There is nothing like hearing your name called as you walk across the stage.
Those words stood out to me the most as I struggled to read the latest email from graduation services through tearful eyes.
For the class of 2020, we may never know that feeling. At least not according to plan.
Spring and summer 2020 commencement ceremonies will now be virtual. President Larry Dietz and other university officials will still make regards and there will be an opportunity for students to submit pictures.
There will be no decorating your cap, walking around the campus and the Quad one last time as a student, taking pictures with friends. We won’t get to march in to that obnoxious graduation song and sit through a two-hour ceremony, anxiously waiting for our name to be called.
We won’t get to try and spot our family in the sea of people that would have filled the beautifully remodeled Redbird Arena.
We won’t be able to walk across the stage and shake the hands of professors who have supported us and shaped us into the people that we are.
I can’t say I’m surprised by any means. In fact, I was expecting it, just as McLean County was expecting its first confirmed case of coronavirus.
It was just a matter of time.
But that doesn’t make it any less upsetting. Yes, of course commencement is simply a formality, but for students it is so much more than that.
It is truly a measure of success. A symbol of all the hard work, time, dedication and money that we have invested in this university and in ourselves.
This message hit particularly close to home for me.
After four years (or 3.75 at this rate) I will be watching my graduation ceremony through my phone or laptop. It’s heartbreaking.
Although I am not a first-generation student, I would have been the first in my family to have gone away and completed four consecutive years at a university.
This was and still is a huge accomplishment for me.
My father passed away right before I started at ISU. For the longest time I thought about giving up and not going to school. But I knew that he would want me to go on and receive a higher education.
He was my motivation through the emotional journey that is college. I planned to pay tribute to him with my cap decorations. And now I won’t get to have that special moment.

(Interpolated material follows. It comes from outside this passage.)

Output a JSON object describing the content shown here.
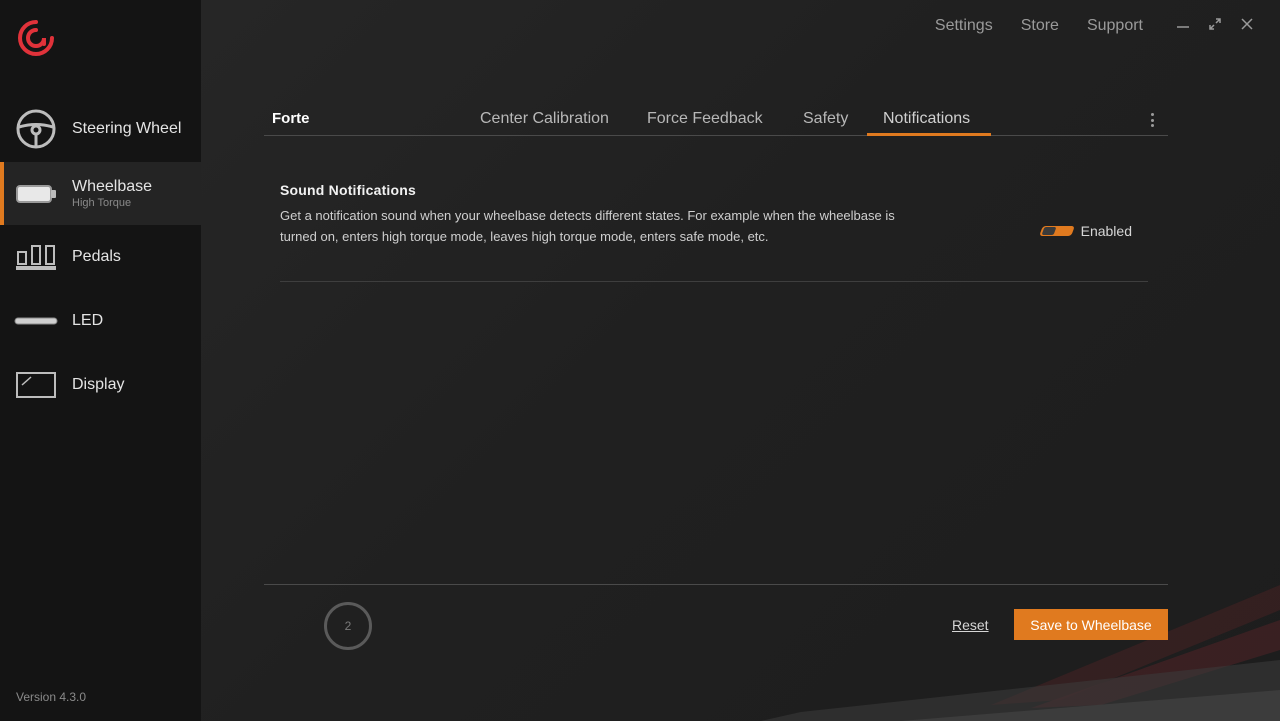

But enough of my sob story. There are so many students out there, and not just Illinois State students, who are feeling the effects of this.
Beyond graduation, people across the country are being impacted by the coronavirus in some form or another.
So, before you try to tell a graduating senior that there are more important things to worry about, think about that important thing that you were looking forward to that was taken away from you.
This entire crisis is truly a humbling experience.
It has made me realize what is important to me and that in an instant that can be taken from you.
Hold your loved ones a little closer and be grateful for what you do have because I don’t think that this ends with canceling graduation ceremonies.